The two of them were hunched over the table like there was an invisible chessboard between them. A game of concentration and intellect that wrapped them both up until they couldn’t see the world around them. In a lot of ways, that was true. She took her chair without either of them acknowledging she’d arrived.
“Mars,” her brother said, “is the most studied planet there is. It doesn’t matter how many new datasets you get that aren’t about Mars. They aren’t about Mars! It’s like saying that seeing pictures of a thousand other tables will tell you about the one you’re already sitting at.”
“Knowledge is good,” her nephew said. “You’re the one who always told me that. I don’t know why you’re getting so bent about it now.”
“How are things for you, Bobbie?” her sister-in-law said sharply, carrying a bowl to the table. Rice and peppers to use as a bed for the gumbo and a reminder to the others that there was a guest. The two men scowled at the interruption.
“Good,” Bobbie said. “The contract with the shipyards came through. It should help us place a lot of vets in new jobs.”

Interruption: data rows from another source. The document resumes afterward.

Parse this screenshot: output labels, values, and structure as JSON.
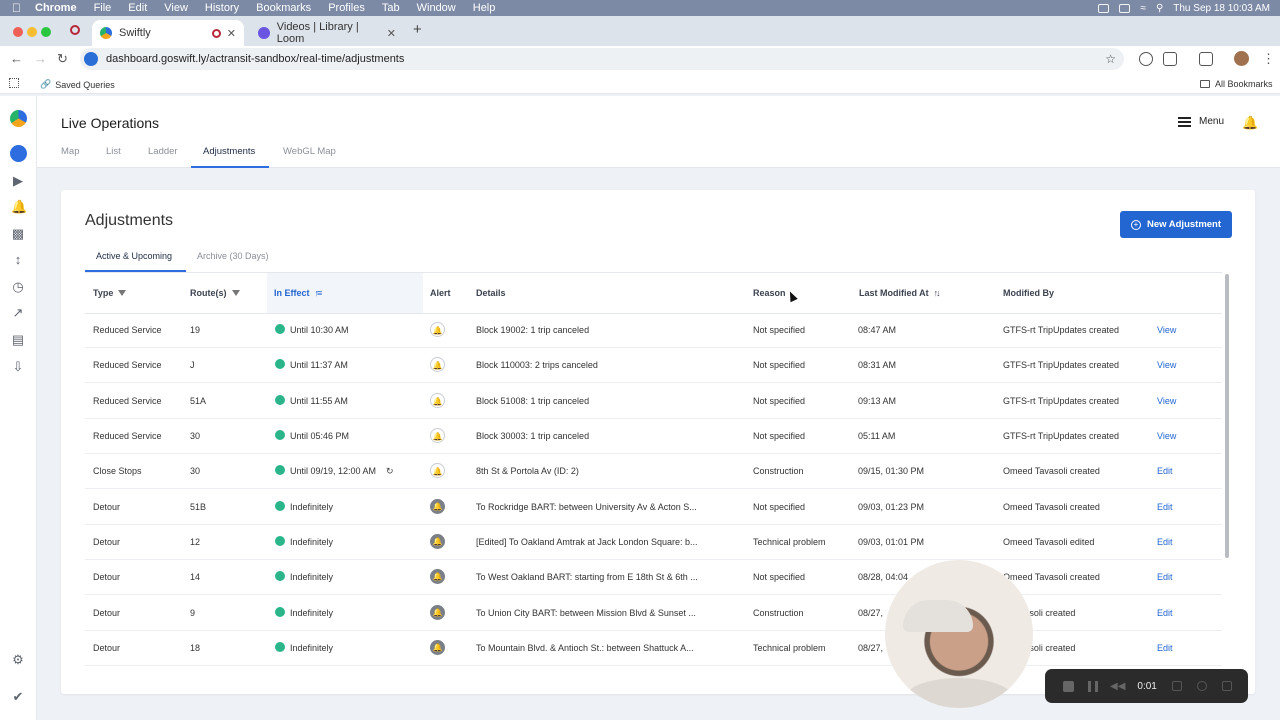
{
  "mac_menu": {
    "app": "Chrome",
    "items": [
      "File",
      "Edit",
      "View",
      "History",
      "Bookmarks",
      "Profiles",
      "Tab",
      "Window",
      "Help"
    ],
    "clock": "Thu Sep 18  10:03 AM"
  },
  "browser": {
    "tabs": [
      {
        "title": "Swiftly",
        "active": true
      },
      {
        "title": "Videos | Library | Loom",
        "active": false
      }
    ],
    "url": "dashboard.goswift.ly/actransit-sandbox/real-time/adjustments",
    "bookmarks": {
      "saved_queries": "Saved Queries",
      "all_bookmarks": "All Bookmarks"
    }
  },
  "app": {
    "title": "Live Operations",
    "tabs": [
      "Map",
      "List",
      "Ladder",
      "Adjustments",
      "WebGL Map"
    ],
    "active_tab": "Adjustments",
    "menu_label": "Menu"
  },
  "adjustments": {
    "title": "Adjustments",
    "new_button": "New Adjustment",
    "subtabs": [
      "Active & Upcoming",
      "Archive (30 Days)"
    ],
    "columns": {
      "type": "Type",
      "routes": "Route(s)",
      "in_effect": "In Effect",
      "alert": "Alert",
      "details": "Details",
      "reason": "Reason",
      "last_modified": "Last Modified At",
      "modified_by": "Modified By"
    },
    "rows": [
      {
        "type": "Reduced Service",
        "route": "19",
        "in_effect": "Until 10:30 AM",
        "alert": false,
        "details": "Block 19002: 1 trip canceled",
        "reason": "Not specified",
        "modified": "08:47 AM",
        "by": "GTFS-rt TripUpdates created",
        "action": "View"
      },
      {
        "type": "Reduced Service",
        "route": "J",
        "in_effect": "Until 11:37 AM",
        "alert": false,
        "details": "Block 110003: 2 trips canceled",
        "reason": "Not specified",
        "modified": "08:31 AM",
        "by": "GTFS-rt TripUpdates created",
        "action": "View"
      },
      {
        "type": "Reduced Service",
        "route": "51A",
        "in_effect": "Until 11:55 AM",
        "alert": false,
        "details": "Block 51008: 1 trip canceled",
        "reason": "Not specified",
        "modified": "09:13 AM",
        "by": "GTFS-rt TripUpdates created",
        "action": "View"
      },
      {
        "type": "Reduced Service",
        "route": "30",
        "in_effect": "Until 05:46 PM",
        "alert": false,
        "details": "Block 30003: 1 trip canceled",
        "reason": "Not specified",
        "modified": "05:11 AM",
        "by": "GTFS-rt TripUpdates created",
        "action": "View"
      },
      {
        "type": "Close Stops",
        "route": "30",
        "in_effect": "Until 09/19, 12:00 AM",
        "recurring": true,
        "alert": false,
        "details": "8th St & Portola Av (ID: 2)",
        "reason": "Construction",
        "modified": "09/15, 01:30 PM",
        "by": "Omeed Tavasoli created",
        "action": "Edit"
      },
      {
        "type": "Detour",
        "route": "51B",
        "in_effect": "Indefinitely",
        "alert": true,
        "details": "To Rockridge BART: between University Av & Acton S...",
        "reason": "Not specified",
        "modified": "09/03, 01:23 PM",
        "by": "Omeed Tavasoli created",
        "action": "Edit"
      },
      {
        "type": "Detour",
        "route": "12",
        "in_effect": "Indefinitely",
        "alert": true,
        "details": "[Edited] To Oakland Amtrak at Jack London Square: b...",
        "reason": "Technical problem",
        "modified": "09/03, 01:01 PM",
        "by": "Omeed Tavasoli edited",
        "action": "Edit"
      },
      {
        "type": "Detour",
        "route": "14",
        "in_effect": "Indefinitely",
        "alert": true,
        "details": "To West Oakland BART: starting from E 18th St & 6th ...",
        "reason": "Not specified",
        "modified": "08/28, 04:04",
        "by": "Omeed Tavasoli created",
        "action": "Edit"
      },
      {
        "type": "Detour",
        "route": "9",
        "in_effect": "Indefinitely",
        "alert": true,
        "details": "To Union City BART: between Mission Blvd & Sunset ...",
        "reason": "Construction",
        "modified": "08/27,",
        "by": "d Tavasoli created",
        "action": "Edit"
      },
      {
        "type": "Detour",
        "route": "18",
        "in_effect": "Indefinitely",
        "alert": true,
        "details": "To Mountain Blvd. & Antioch St.: between Shattuck A...",
        "reason": "Technical problem",
        "modified": "08/27,",
        "by": "d Tavasoli created",
        "action": "Edit"
      }
    ]
  },
  "loom": {
    "timer": "0:01"
  },
  "colors": {
    "accent": "#2366d1",
    "status_active": "#2bb58a",
    "menubar": "#7d8aa6"
  }
}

“Because they’re building exploration ships and transports,” her nephew said.
“David.”
“Sorry, Mom. But they are,” David replied, not backing down. Bobbie scooped the rice into her bowl. “All the ships that are easy to retrofit, they’re retrofitting, and then they’re making more so that people can go to all the new systems.”
Her brother took the rice and the serving spoon, chuckling under his breath to make it clear how little he respected his son’s opinion. “The first real survey team is just getting to the first of these places—”
“There are already people living on New Terra, Dad! There were a bunch of refugees from Ganymede—” He broke off, shooting a guilty glance at Bobbie. Ganymede wasn’t something they talked about over dinner.
“The survey team hasn’t landed yet,” her brother said. “It’s going to be years before we have anything like real colonies out there.”
“It’s going to be generations before anyone walks on the surface here! We don’t have a fucking magnetosphere!”
“Language, David!”
Her sister-in-law returned. The gumbo was black and fragrant with a sheen of oil across the top. The smell of it made Bobbie’s mouth water. She put it on the slate trivet and handed the serving spoon to Bobbie.
“And how’s your new apartment?” she asked.
“It’s nice,” Bobbie said. “Inexpensive.”
“I wish you weren’t living in Innis Shallow,” her brother said. “It’s a terrible neighborhood.”
“No one’s going to bother Aunt Bobbie,” her nephew said. “She’d rip their heads off.”
Bobbie grinned. “Naw, I just look at them mean, and they—”
From the living room, there was a sudden glow of red light. The newsfeed had changed. Bright red banners showed at the top and bottom, and on the screen, a jowly Earth woman looked soberly into the camera. The image behind her was of fire and then a stock image of an old colony ship. The words, black against the white of the flames, read TRAGEDY ON NEW TERRA.
“What happened?” Bobbie said. “What just happened?”